Philippine security forces have killed 89 extremist militants during more than a week of fighting in a southern city but the gunmen are still offering strong resistance and holding hostages, the military says.
Attack helicopters fired rockets repeatedly on Wednesday morning into the pockets of Marawi city where the militants were hiding among trapped residents, according to an AFP reporter who was following troops searching houses.
The clashes erupted on Tuesday last week when gunmen waving black flags of Daesh rampaged through the mostly Muslim-populated city in response to an effort by security forces to arrest a Filipino on the US government’s list of most-wanted terrorists.
That militant leader, Isnilon Hapilon, escaped but he was still believed to be in Marawi, military spokesman Brigadier-General Restituto Padilla said Wednesday.
Eighty nine militants had been killed in the efforts to reclaim the city and find Hapilon, Padilla told reporters.
He said the military was making “very positive” progress towards ending the crisis, which had also seen 21 security forces and 19 civilians killed.
However, Padilla acknowledged there were many residents still trapped in the 10 percent of the city that the gunmen were controlling, and that troops would likely meet increasingly strong resistance there.
“That 10 percent is most likely the area that is heavily guarded and defended by any armed men if they are protecting any individual of high value,” Padilla said.
Padilla said he did not know how many militants remained.
He said they had been reinforced by prisoners who escaped from two jails during the initial rampage, and “sympathizers” of the militants.
There were more than 2,000 residents still trapped in areas of Marawi held by the militants, Zia Alonto Adiong, spokesman for the provincial crisis management committee, told AFP.
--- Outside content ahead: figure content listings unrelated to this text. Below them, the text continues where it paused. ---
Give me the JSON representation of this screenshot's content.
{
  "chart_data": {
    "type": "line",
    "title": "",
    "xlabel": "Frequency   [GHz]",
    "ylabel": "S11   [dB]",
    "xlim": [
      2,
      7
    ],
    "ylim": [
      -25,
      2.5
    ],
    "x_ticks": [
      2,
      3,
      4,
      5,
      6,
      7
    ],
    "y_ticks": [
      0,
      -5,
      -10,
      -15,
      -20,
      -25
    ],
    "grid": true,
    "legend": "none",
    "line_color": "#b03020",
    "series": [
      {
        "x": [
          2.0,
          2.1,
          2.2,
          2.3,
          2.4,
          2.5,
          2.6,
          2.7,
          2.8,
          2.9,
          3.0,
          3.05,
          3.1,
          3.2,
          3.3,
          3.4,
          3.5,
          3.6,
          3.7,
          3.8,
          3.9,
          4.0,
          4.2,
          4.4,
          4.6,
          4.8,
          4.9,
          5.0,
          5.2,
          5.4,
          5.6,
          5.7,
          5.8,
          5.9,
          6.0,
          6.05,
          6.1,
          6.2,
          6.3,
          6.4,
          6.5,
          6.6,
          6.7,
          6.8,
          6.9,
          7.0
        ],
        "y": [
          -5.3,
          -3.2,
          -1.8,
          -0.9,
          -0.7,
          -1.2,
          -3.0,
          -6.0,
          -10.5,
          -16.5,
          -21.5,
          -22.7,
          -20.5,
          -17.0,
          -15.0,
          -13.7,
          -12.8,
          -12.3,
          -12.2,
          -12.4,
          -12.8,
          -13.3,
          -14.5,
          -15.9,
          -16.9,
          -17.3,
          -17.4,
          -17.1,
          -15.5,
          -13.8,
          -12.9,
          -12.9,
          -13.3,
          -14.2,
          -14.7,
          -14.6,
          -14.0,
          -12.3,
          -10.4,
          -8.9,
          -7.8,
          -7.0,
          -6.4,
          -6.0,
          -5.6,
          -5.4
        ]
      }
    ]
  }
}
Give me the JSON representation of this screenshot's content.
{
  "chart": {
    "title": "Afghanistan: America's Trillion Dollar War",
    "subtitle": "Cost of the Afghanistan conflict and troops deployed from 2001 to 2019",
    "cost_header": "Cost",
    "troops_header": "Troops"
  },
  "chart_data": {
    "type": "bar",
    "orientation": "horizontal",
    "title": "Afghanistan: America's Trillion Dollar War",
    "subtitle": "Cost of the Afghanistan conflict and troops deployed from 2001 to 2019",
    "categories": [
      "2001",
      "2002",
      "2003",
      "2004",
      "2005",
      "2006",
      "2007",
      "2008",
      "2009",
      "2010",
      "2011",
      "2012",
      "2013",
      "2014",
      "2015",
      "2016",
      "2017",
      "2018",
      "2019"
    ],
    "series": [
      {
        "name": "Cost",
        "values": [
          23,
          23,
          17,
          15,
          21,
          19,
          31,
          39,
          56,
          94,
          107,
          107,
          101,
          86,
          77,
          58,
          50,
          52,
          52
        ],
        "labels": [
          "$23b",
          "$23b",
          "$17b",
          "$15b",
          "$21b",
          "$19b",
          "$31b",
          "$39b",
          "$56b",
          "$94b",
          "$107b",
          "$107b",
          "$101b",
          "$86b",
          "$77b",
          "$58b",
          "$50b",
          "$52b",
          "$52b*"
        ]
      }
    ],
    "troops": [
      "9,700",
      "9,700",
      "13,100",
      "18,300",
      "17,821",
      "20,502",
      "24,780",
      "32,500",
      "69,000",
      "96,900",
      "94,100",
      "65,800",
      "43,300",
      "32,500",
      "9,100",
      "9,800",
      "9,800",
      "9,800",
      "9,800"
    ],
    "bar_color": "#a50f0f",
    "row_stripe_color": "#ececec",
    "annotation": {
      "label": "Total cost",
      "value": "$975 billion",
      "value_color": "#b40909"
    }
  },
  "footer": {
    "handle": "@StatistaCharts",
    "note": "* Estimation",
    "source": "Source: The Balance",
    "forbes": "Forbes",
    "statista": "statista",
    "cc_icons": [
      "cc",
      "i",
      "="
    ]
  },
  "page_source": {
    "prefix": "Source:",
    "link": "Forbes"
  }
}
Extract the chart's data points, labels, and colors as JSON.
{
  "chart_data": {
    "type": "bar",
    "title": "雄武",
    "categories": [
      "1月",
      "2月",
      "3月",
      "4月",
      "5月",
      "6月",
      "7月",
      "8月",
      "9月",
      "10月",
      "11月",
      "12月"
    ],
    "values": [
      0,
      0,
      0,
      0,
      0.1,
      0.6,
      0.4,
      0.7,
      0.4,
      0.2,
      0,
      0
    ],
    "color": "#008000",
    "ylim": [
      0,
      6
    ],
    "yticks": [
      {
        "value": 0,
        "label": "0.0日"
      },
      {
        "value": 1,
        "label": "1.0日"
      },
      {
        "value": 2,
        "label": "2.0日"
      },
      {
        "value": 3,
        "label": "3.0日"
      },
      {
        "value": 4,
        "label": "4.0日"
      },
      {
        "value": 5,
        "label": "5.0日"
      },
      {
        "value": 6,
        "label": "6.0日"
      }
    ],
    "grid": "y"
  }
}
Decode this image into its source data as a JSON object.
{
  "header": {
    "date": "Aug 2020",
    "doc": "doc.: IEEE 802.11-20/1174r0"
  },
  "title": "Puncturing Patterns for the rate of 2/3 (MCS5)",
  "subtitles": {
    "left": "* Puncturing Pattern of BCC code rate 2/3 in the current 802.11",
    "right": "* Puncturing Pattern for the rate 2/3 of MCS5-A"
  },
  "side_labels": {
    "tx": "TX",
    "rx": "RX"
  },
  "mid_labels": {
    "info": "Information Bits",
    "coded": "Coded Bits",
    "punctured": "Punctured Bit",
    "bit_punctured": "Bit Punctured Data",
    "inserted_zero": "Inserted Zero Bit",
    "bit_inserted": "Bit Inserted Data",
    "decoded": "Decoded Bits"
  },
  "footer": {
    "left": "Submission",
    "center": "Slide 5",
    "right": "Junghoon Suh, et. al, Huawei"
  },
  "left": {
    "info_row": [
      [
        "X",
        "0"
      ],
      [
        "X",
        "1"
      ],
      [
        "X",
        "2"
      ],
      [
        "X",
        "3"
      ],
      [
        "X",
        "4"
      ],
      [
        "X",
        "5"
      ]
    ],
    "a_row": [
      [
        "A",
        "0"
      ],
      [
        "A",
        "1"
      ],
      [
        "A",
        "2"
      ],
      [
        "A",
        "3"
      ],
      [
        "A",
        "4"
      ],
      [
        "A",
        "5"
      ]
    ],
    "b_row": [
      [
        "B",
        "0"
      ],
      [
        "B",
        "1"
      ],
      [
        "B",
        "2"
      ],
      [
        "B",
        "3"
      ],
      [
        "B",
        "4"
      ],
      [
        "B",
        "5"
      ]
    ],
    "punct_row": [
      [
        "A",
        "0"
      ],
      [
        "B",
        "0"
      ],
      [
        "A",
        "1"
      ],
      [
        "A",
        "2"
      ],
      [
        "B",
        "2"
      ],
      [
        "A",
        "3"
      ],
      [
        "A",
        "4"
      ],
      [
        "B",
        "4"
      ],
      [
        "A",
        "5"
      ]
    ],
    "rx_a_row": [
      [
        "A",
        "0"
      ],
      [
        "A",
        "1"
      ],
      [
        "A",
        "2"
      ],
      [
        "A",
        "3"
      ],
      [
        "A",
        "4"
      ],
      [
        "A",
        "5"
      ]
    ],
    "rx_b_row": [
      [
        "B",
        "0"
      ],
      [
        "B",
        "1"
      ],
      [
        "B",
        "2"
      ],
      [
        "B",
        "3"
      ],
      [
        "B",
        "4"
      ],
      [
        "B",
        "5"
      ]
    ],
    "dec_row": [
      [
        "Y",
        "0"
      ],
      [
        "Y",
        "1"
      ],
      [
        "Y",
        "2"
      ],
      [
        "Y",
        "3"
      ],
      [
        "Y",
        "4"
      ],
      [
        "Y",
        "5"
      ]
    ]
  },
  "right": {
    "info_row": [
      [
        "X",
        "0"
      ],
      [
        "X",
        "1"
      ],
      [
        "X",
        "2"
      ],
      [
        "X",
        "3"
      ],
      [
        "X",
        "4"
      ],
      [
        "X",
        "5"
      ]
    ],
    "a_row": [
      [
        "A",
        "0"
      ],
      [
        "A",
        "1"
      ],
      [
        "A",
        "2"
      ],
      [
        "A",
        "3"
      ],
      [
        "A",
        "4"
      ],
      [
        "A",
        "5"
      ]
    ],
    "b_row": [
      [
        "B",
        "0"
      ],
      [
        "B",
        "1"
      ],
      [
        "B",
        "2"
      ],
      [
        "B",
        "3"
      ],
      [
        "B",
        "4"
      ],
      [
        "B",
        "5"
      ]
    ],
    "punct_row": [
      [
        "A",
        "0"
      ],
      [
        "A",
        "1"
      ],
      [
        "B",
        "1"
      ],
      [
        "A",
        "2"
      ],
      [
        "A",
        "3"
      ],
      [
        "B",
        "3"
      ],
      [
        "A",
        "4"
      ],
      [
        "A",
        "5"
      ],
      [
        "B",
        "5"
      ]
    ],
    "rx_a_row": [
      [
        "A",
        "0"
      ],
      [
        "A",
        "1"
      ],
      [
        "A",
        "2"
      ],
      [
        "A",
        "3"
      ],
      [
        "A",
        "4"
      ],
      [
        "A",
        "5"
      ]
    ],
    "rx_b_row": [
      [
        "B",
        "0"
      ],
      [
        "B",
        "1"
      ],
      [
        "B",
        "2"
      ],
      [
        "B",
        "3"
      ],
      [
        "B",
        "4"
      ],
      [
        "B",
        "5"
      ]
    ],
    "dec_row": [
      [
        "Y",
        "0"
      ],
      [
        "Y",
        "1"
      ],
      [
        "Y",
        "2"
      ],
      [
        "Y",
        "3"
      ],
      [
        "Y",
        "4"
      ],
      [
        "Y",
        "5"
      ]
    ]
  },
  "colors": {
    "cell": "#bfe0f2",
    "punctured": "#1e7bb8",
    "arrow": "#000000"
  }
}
The militants also took a priest and up to 14 other people hostage at the start of the crisis.
A video of the priest appeared on social media on Tuesday in which he repeated the militants’ demands to withdraw, and said the militants were holding 240 people hostage.
“The video may seem to be authentic,” Padilla said, although he cautioned military technology experts were still verifying it.
Padilla also emphasized the video was being used for propaganda, that the priest was speaking under duress and he did not know if the figure about the number of hostages was correct.
President Rodrigo Duterte declared martial law across the entire southern region of Mindanao, home to roughly 20 million people, in response to the crisis. He said the Marawi violence showed that local militant groups were uniting behind Daesh and becoming a major security threat across Mindanao.